Nowy trop ws. śmierci Pawła Adamowicza. Ktoś wiedział o planowanym zamachu?

Bartosz Godziński
Śledczy badają nowy trop w sprawie zabójstwa prezydenta Gdańska, Pawła Adamowicza. Chodzi o internetowy komentarz napisany dwa tygodnie przed zamachem. Sugeruje, że jego autor wiedział o planowanym ataku.
Prezydent Paweł Adamowicz został zaatakowany przez nożownika na scenie WOŚP w Gdańsku Fot. Bartosz Bańka / Agencja Gazeta
Przypomnijmy, że Stefan W. zaatakował nożem Pawła Adamowicza na scenie tegorocznego finału WOŚP w Gdańsku. Prezydent walczył potem o życie w szpitalu, ale obrażenia były na tyle poważne, że nie udało się go uratować.

Zamach miał miejsce 13 stycznia. Jednak 31 grudnia 2018 grudnia na portalu trojmiasto.pl pojawił się zagadkowy pod artykułem dotyczącym śmierci gangstera Artura W. Komentarz miał treść: "Ja cierpliwie czekam na informacje o śmierci, która będzie na pierwszej stronie każdej gazety...".

Nożownik przebywał w tym czasie na wolności po odbyciu kary więzienia. Jego matka ostrzegała policjantów, że jej syn może być niebezpieczny. Śledczy nie wykluczali też, że Stefan W. mógł komuś opowiedzieć o swoich zamiarach.


Policjanci ustalili adres IP komputera, z którego został wysłany komentarz.
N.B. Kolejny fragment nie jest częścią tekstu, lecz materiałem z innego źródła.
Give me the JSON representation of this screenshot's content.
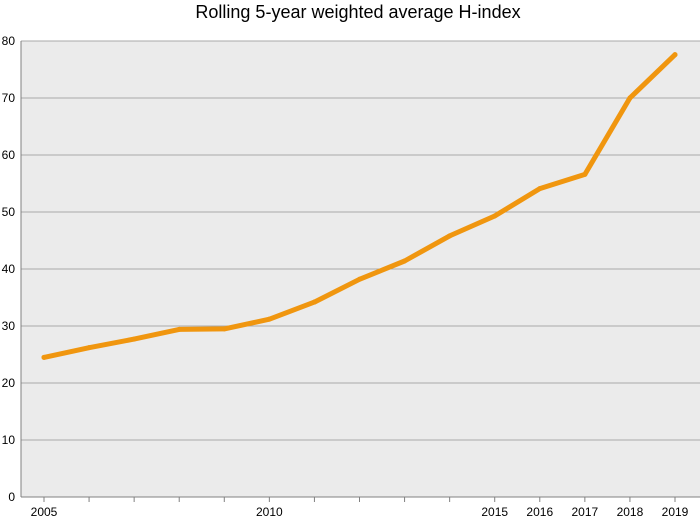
{
  "colors": {
    "plot_background": "#ebebeb",
    "gridline": "#a8a8a8",
    "axis": "#808080",
    "series_line": "#f0960f"
  },
  "chart_data": {
    "type": "line",
    "title": "Rolling 5-year weighted average H-index",
    "xlabel": "",
    "ylabel": "",
    "grid": true,
    "legend": "none",
    "ylim": [
      0,
      80
    ],
    "xlim": [
      2005,
      2019
    ],
    "y_ticks": [
      0,
      10,
      20,
      30,
      40,
      50,
      60,
      70,
      80
    ],
    "x_ticks": [
      2005,
      2006,
      2007,
      2008,
      2009,
      2010,
      2011,
      2012,
      2013,
      2014,
      2015,
      2016,
      2017,
      2018,
      2019
    ],
    "x_tick_labels": [
      {
        "x": 2005,
        "label": "2005"
      },
      {
        "x": 2010,
        "label": "2010"
      },
      {
        "x": 2015,
        "label": "2015"
      },
      {
        "x": 2016,
        "label": "2016"
      },
      {
        "x": 2017,
        "label": "2017"
      },
      {
        "x": 2018,
        "label": "2018"
      },
      {
        "x": 2019,
        "label": "2019"
      }
    ],
    "series": [
      {
        "x": [
          2005,
          2006,
          2007,
          2008,
          2009,
          2010,
          2011,
          2012,
          2013,
          2014,
          2015,
          2016,
          2017,
          2018,
          2019
        ],
        "values": [
          24.5,
          26.2,
          27.7,
          29.4,
          29.5,
          31.2,
          34.2,
          38.2,
          41.4,
          45.8,
          49.3,
          54.1,
          56.6,
          70.0,
          77.6
        ]
      }
    ]
  }
}
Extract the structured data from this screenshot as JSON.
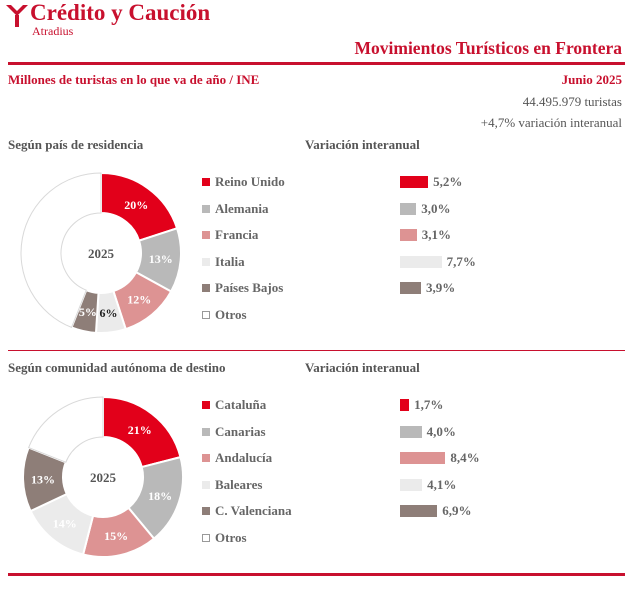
{
  "brand": {
    "name": "Crédito y Caución",
    "sub": "Atradius",
    "color": "#c8102e"
  },
  "header": {
    "title": "Movimientos Turísticos en Frontera",
    "subtitle": "Millones de turistas en lo que va de año / INE",
    "date": "Junio 2025",
    "total": "44.495.979 turistas",
    "variation": "+4,7% variación  interanual"
  },
  "colors": {
    "red": "#e2001a",
    "gray": "#b9b9b9",
    "pink": "#dd9393",
    "light": "#ebebeb",
    "brown": "#8e7e78",
    "white": "#ffffff"
  },
  "chart_data": [
    {
      "type": "pie",
      "title": "Según país de residencia",
      "center_label": "2025",
      "categories": [
        "Reino Unido",
        "Alemania",
        "Francia",
        "Italia",
        "Países Bajos",
        "Otros"
      ],
      "values": [
        20,
        13,
        12,
        6,
        5,
        44
      ],
      "labels": [
        "20%",
        "13%",
        "12%",
        "6%",
        "5%",
        ""
      ],
      "colors": [
        "#e2001a",
        "#b9b9b9",
        "#dd9393",
        "#ebebeb",
        "#8e7e78",
        "#ffffff"
      ],
      "variation_title": "Variación interanual",
      "variation_values": [
        5.2,
        3.0,
        3.1,
        7.7,
        3.9
      ],
      "variation_labels": [
        "5,2%",
        "3,0%",
        "3,1%",
        "7,7%",
        "3,9%"
      ]
    },
    {
      "type": "pie",
      "title": "Según comunidad autónoma de destino",
      "center_label": "2025",
      "categories": [
        "Cataluña",
        "Canarias",
        "Andalucía",
        "Baleares",
        "C. Valenciana",
        "Otros"
      ],
      "values": [
        21,
        18,
        15,
        14,
        13,
        19
      ],
      "labels": [
        "21%",
        "18%",
        "15%",
        "14%",
        "13%",
        ""
      ],
      "colors": [
        "#e2001a",
        "#b9b9b9",
        "#dd9393",
        "#ebebeb",
        "#8e7e78",
        "#ffffff"
      ],
      "variation_title": "Variación interanual",
      "variation_values": [
        1.7,
        4.0,
        8.4,
        4.1,
        6.9
      ],
      "variation_labels": [
        "1,7%",
        "4,0%",
        "8,4%",
        "4,1%",
        "6,9%"
      ]
    }
  ]
}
Po przesłuchaniu osoby, która jest przypisana do numeru, ustalili, że to nie ona napisała komentarz. "Wyborcza" dowiedziała się, że autor wpisu jest póki co nieznany.

– Na tę chwilę nie ustalono, aby zamieszczenie wpisu miało jakikolwiek związek z postępowaniem dotyczącym zabójstwa Pawła Adamowicza, ani w ogóle z samym podejrzanym – odpowiedziała dziennikarzom prok. Grażyna Wawryniuk, rzecznik prasowy Prokuratury Okręgowej w Gdańsku.